Tidewater Renewables’ renewable diesel complex at its refinery in Prince George, Colombia, is expected to begin production in late August.

The 3,000 bpd (barrels per day) renewable diesel and renewable hydrogen (HDRD) complex is Canada’s first standalone renewable diesel facility, according to Tidewater.

“Tidewater Renewables is only weeks away from first production at the HDRD Complex. We take great pride in completing the construction of this innovative facility within two years while maintaining our impeccable safety record,” Tidewater’s interim CEO Rob Colcleugh said on 10 August.

“Its [the HDRD complex]’s cash flow is expected to launch the next stage of Tidewater Renewables’ growth.”

Announcing the company’s second quarter earnings on 10 August, Colcleugh was quoted by Biodiesel Magazine as saying the company had commissioned the feedstock pre-treatment unit with canola oil.

According to its website, Tidewater Renewables focuses on the production of low carbon fuels including renewable diesel, renewable hydrogen and renewable natural gas, as well as carbon capture through future initiatives.

The company processes a range of renewable feedstocks – such as tallow, used cooking oil (UCO), distillers corn oil, soyabean oil, canola oil and others – into low carbon fuels.

As Tidewater’s facility is Canada’s only renewable diesel facility, its production will make up the country’s entire 2023 annual production total, according to a report by the United States Department of Agriculture (USDA).

The company was also looking into production of sustainable aviation fuel (SAF), the 14 August Canada - Biofuels Annual said.

In addition to Tidewater’s production capacity, combined investment announcements to date totalled 3.02bn litres of renewable diesel, excluding companies that had cancelled plans.

The next renewable diesel facility to open in Canada was likely be the Braya Renewable Fuels facility in Come By Chance, Newfoundland, which would reportedly have a production capacity of more than 820M litres/year, the report said.

Braya is converting the facility from an oil refinery and will receive up to CDN$86M in federal investments, subject to final negotiations, according to the report.

Feedstocks would reportedly include UCO, corn oil and animal fat, the report said.

At the time of the report, the country had 11 biodiesel facilities, with a capacity of 913M litres although only half were operational.

Canola crushing capacity is forecast to increase from 11.3M tonnes in 2022 to 16.5M tonnes in 2025, according to a series of industry announcements.

“This growth is in conjunction with several announcements for new renewable diesel plants and expansions of established biodiesel facilities,” the USDA said.

Canada’s biodiesel plants are export-orientated and in an average year, 88%-99% of biodiesel produced in the country is exported with almost all shipped to the USA while only a small percentage heads to Europe.

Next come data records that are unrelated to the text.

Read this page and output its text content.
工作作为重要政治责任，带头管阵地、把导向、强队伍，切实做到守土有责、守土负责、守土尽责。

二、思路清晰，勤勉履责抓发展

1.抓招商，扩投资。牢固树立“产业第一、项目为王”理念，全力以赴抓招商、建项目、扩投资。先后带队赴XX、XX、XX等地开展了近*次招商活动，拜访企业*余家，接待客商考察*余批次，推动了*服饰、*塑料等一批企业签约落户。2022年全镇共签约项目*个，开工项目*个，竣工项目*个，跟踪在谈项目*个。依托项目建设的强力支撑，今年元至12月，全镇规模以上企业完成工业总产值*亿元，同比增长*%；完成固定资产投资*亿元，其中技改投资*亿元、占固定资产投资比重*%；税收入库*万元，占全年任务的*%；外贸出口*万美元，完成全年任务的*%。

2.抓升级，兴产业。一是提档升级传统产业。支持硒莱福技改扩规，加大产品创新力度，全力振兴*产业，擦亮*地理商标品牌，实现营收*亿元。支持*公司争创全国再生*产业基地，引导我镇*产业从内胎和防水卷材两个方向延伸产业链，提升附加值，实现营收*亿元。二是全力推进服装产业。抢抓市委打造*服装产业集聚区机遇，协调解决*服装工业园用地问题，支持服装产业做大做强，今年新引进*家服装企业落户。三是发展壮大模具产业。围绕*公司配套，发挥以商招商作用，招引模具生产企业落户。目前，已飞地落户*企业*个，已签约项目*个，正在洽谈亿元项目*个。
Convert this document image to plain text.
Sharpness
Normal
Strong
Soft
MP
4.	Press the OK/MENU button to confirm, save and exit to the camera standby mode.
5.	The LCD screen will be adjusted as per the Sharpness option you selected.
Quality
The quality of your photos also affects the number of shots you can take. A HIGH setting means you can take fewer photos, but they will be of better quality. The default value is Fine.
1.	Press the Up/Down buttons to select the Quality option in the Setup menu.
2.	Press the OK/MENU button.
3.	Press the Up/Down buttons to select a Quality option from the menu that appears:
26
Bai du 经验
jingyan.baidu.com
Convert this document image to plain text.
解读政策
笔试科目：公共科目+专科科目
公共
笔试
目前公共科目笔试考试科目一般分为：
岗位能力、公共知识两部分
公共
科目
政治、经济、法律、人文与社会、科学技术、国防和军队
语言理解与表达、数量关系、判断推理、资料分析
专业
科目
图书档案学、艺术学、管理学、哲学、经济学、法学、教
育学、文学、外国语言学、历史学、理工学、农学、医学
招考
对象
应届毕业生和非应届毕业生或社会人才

Canada exported 200M litres of biodiesel in the first five months of this year, compared to 160M litres during the same period last year.

Last year’s biodiesel imports totalled 400M litres while, so far this year, 223M litres had been imported. Nearly all the biodiesel consumed in Canada is imported from the USA, according to the report.

At the time of the report, there was no SAF production in Canada.

However, some of the country’s major airlines were using SAF on some flights, purchasing fuel overseas where available, the report said. For example, Air Canada reportedly began purchasing Neste’s SAF in last February 2022.

The Canadian government’s Aviation Climate Action Plan 2022-2030 had set an aspirational goal of 10% SAF use by 2030, the report said.

If this goal was to be reached, Canada would need to source more than 1bn litres/year of SAF by 2030, based on predictions form the Canadian Energy Regulator (CER) that 2030 jet fuel consumption would increase to 10.6bn litres by 2030.